As many as 10% of patients with CKD may experience CSA.25,26 The complications encountered in CKD include fluid overload with pulmonary edema, chronic metabolic acidosis, and anemia. These can provoke hyperventilation in addition to poor sleep quality, triggering arousals that further drive CSA in these patients. Additional risk factors for CSA in this population include atrial fibrillation and cardiac dysfunction. Clinical interventions that have demonstrated reduction in CSA include hemodialysis at night vs daytime and using bicarbonate buffer vs acetate for hemodialysis 22-24,26-29
Hypersecretion of growth hormone in acromegaly also results in hyperventilation contributing to CSA. While medical and surgical management of acromegaly results in a reduction in OSA, there is limited evidence on the outcome of the CSA after these interventions.
Hypothyroidism and CSA both present with similar symptoms of fatigue, daytime sleepiness, depression, and headaches. Studies suggest that respiratory muscle fatigue and decreased ventilatory response to hypercapnia and hypoxia contribute to apnea in this population. In one study, 27% of hypothyroid patients had a blunted response to hypercapnia, and 34% suffered from a blunted response to hypoxia. The same study showed universal reversal of the impairment following thyroid replacement therapy and return to euthyroid state.30 Similarly, multiple studies have shown reversal of respiratory muscle fatigue after initiation of thyroid replacement.30-32 Assessing thyroid function is an appropriate initial step during any sleep-disordered breathing workup, as it is a reversible cause of apnea.
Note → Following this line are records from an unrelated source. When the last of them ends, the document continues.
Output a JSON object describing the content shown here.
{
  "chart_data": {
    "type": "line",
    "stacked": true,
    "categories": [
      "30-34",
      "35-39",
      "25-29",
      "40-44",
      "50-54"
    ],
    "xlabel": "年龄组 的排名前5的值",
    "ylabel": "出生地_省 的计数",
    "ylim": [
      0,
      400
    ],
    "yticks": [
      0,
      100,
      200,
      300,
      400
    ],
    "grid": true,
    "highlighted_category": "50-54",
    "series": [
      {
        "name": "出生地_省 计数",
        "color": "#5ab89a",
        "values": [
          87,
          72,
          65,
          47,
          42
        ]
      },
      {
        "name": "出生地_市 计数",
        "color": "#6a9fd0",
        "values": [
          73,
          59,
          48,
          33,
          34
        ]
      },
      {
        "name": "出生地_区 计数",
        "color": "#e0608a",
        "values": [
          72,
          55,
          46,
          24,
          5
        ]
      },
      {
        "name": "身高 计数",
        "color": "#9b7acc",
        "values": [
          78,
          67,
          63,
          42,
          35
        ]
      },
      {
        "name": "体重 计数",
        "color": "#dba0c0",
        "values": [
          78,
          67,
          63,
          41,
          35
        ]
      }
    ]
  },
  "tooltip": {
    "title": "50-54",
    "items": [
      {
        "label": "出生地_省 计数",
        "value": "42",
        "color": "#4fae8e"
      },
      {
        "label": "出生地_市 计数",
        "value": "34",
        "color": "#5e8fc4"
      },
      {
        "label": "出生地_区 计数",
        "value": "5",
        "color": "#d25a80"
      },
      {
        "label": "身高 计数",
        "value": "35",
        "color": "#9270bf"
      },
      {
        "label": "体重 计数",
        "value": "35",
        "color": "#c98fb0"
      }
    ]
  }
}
Up to 2.4% of patients presenting for PSG (and diagnosed with OSA) are found to have undiagnosed hypothyroidism.32,33 In a military population, treatment of a secondary cause of CSA, such as hypothyroidism, could remove some administrative burden as well as improve service members’ quality of life.
If CSA persists despite previous treatment strategies, then clinicians should focus on the optimization of treatment for comorbid conditions. If that does not resolve CSA, CPAP should be used when AHI remains above 15 events per hour or ASV can be used.